Gran Bretagna: suicidi in carcere troppo numerosi

E sempre più donne muoiono dietro le sbarre

 

Il Manifesto, 15 gennaio 2004

 

Se pochi piangeranno la scomparsa del dottor Harold Shipman, il medico pluriomicida suicidatosi ieri l’altro nel carcere di Wakefield, sono in molti a sollevare il problema sicurezza nelle carceri britanniche. Il numero di suicidi, riusciti e tentati (i detenuti salvati in extremis nel 2003 sono stati 197) è vertiginosamente aumentato negli ultimi anni. Qualche settimana fa, il bidello accusato dell’omicidio delle due giovanissime studentesse di Soham, lan Huntley, aveva tentato di uccidersi (ingerendo numerose pastiglie), salvato in extremis dalle guardie carcerarie. Nonostante Shipman fosse stato sotto sorveglianza nelle due carceri dove era stato detenuto precedentemente, una volta giunto a Wakefield non era più sotto controllo.

Per le associazioni che lavorano con i detenuti il suicidio del Dottor Morte rivela carenze note. Per il gruppo Sane, "i servizi psichiatrici delle carceri non sono in grado di controllare e provvedere né per quei detenuti con una storia di problemi mentali, né per quelli che hanno già diversi tentativi di suicidio alle spalle". Il carcere si difende dicendo che Shipman non aveva dato alcun segno di disagio mentale. Ma il ministero degli interni ha comunque disposto l’apertura di un’inchiesta.

Nel 2003, denuncia la Howard League for Penal Reform, si sono tolti la vita 94 detenuti, di cui ben 14 donne, che rappresentano il 4-5% della popolazione carceraria ma il 15% dei detenuti che si uccidono. Nel 2002 le detenute che si sono tolte la vita in carcere erano state nove; sei nel 2001. Per la Howard League il problema principale è il sovraffollamento, che colpisce le carceri in generale e quelle femminili in particolare, con conseguente mancanza di personale e ben poca attenzione ai disagi delle detenute, che nel 2002 hanno raggiunto il numero record di 4.400.

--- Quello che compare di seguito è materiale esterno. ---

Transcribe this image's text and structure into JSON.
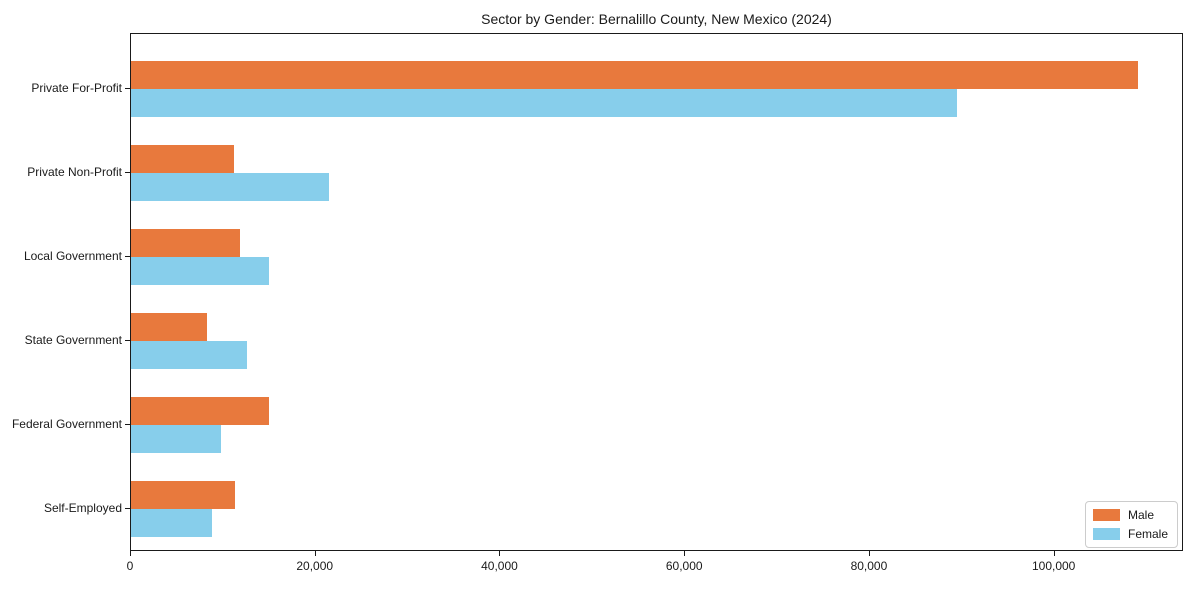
{
  "chart_data": {
    "type": "bar",
    "orientation": "horizontal",
    "title": "Sector by Gender: Bernalillo County, New Mexico (2024)",
    "categories": [
      "Private For-Profit",
      "Private Non-Profit",
      "Local Government",
      "State Government",
      "Federal Government",
      "Self-Employed"
    ],
    "series": [
      {
        "name": "Male",
        "color": "#E8793D",
        "values": [
          109000,
          11100,
          11750,
          8200,
          14900,
          11300
        ]
      },
      {
        "name": "Female",
        "color": "#87CEEB",
        "values": [
          89400,
          21400,
          14900,
          12600,
          9700,
          8800
        ]
      }
    ],
    "xlim": [
      0,
      114000
    ],
    "xticks": [
      0,
      20000,
      40000,
      60000,
      80000,
      100000
    ],
    "xtick_labels": [
      "0",
      "20,000",
      "40,000",
      "60,000",
      "80,000",
      "100,000"
    ],
    "xlabel": "",
    "ylabel": "",
    "grid": false,
    "legend": {
      "position": "lower right",
      "entries": [
        "Male",
        "Female"
      ]
    }
  }
}
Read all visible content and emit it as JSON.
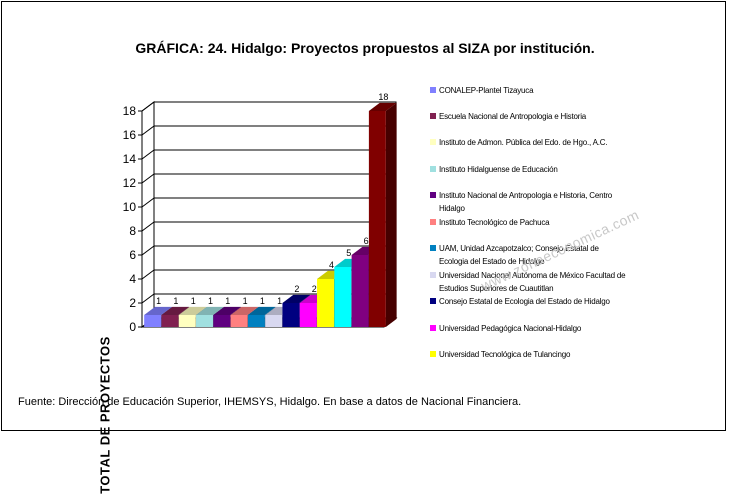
{
  "source": "Fuente: Dirección de Educación Superior, IHEMSYS, Hidalgo.  En base a datos de Nacional Financiera.",
  "watermark": "www.zonaeconomica.com",
  "chart_data": {
    "type": "bar",
    "title": "GRÁFICA: 24. Hidalgo: Proyectos propuestos al SIZA por institución.",
    "ylabel": "TOTAL DE PROYECTOS",
    "xlabel": "",
    "ylim": [
      0,
      18
    ],
    "yticks": [
      0,
      2,
      4,
      6,
      8,
      10,
      12,
      14,
      16,
      18
    ],
    "grid": true,
    "legend_position": "right",
    "series": [
      {
        "name": "CONALEP-Plantel Tizayuca",
        "value": 1,
        "color": "#8080ff"
      },
      {
        "name": "Escuela Nacional de Antropologia e Historia",
        "value": 1,
        "color": "#802050"
      },
      {
        "name": "Instituto de Admon. Pública del Edo. de Hgo., A.C.",
        "value": 1,
        "color": "#ffffc0"
      },
      {
        "name": "Instituto Hidalguense de Educación",
        "value": 1,
        "color": "#a0e0e0"
      },
      {
        "name": "Instituto Nacional de Antropologia e Historia, Centro Hidalgo",
        "value": 1,
        "color": "#600080"
      },
      {
        "name": "Instituto Tecnológico de Pachuca",
        "value": 1,
        "color": "#ff8080"
      },
      {
        "name": "UAM, Unidad Azcapotzalco; Consejo Estatal de Ecologia del Estado de Hidalgo",
        "value": 1,
        "color": "#0080c0"
      },
      {
        "name": "Universidad Nacional Autónoma de México Facultad de Estudios Superiores de Cuautitlan",
        "value": 1,
        "color": "#d8d8f0"
      },
      {
        "name": "Consejo Estatal de Ecologia del Estado de Hidalgo",
        "value": 2,
        "color": "#000080"
      },
      {
        "name": "Universidad Pedagógica Nacional-Hidalgo",
        "value": 2,
        "color": "#ff00ff"
      },
      {
        "name": "Universidad Tecnológica de Tulancingo",
        "value": 4,
        "color": "#ffff00"
      },
      {
        "name": "",
        "value": 5,
        "color": "#00ffff"
      },
      {
        "name": "",
        "value": 6,
        "color": "#800080"
      },
      {
        "name": "",
        "value": 18,
        "color": "#800000"
      }
    ]
  }
}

Cinque sono le carceri dove nel 2003 si sono tolti la vita più di quattro detenuti, Blakehurst nel Worcestershire, Birmingham, Nottingham, Winchester e Styal. Il governo Blair ha sempre sottolineato di voler usare il pugno dì ferro con i criminali, anche minorenni. L’idea di fondo è che "punire aiuta a prevenire": una filosofia che ha portato l’Inghilterra sotto il new Labour ad avere il numero più alto di detenuti di ogni tempo. Dal 1992 i prigionieri sono duplicati. I giovani sono circa 2.600, ma nel solo carcere minorile di Stoke Heath un incredibile 92% dei detenuti ha problemi psichici seri. Eppure rimangono in carcere. La Howard League denuncia il carcere anche per le condizioni in cui tiene reclusi i ragazzi: in celle singole dove c’è soltanto un materasso.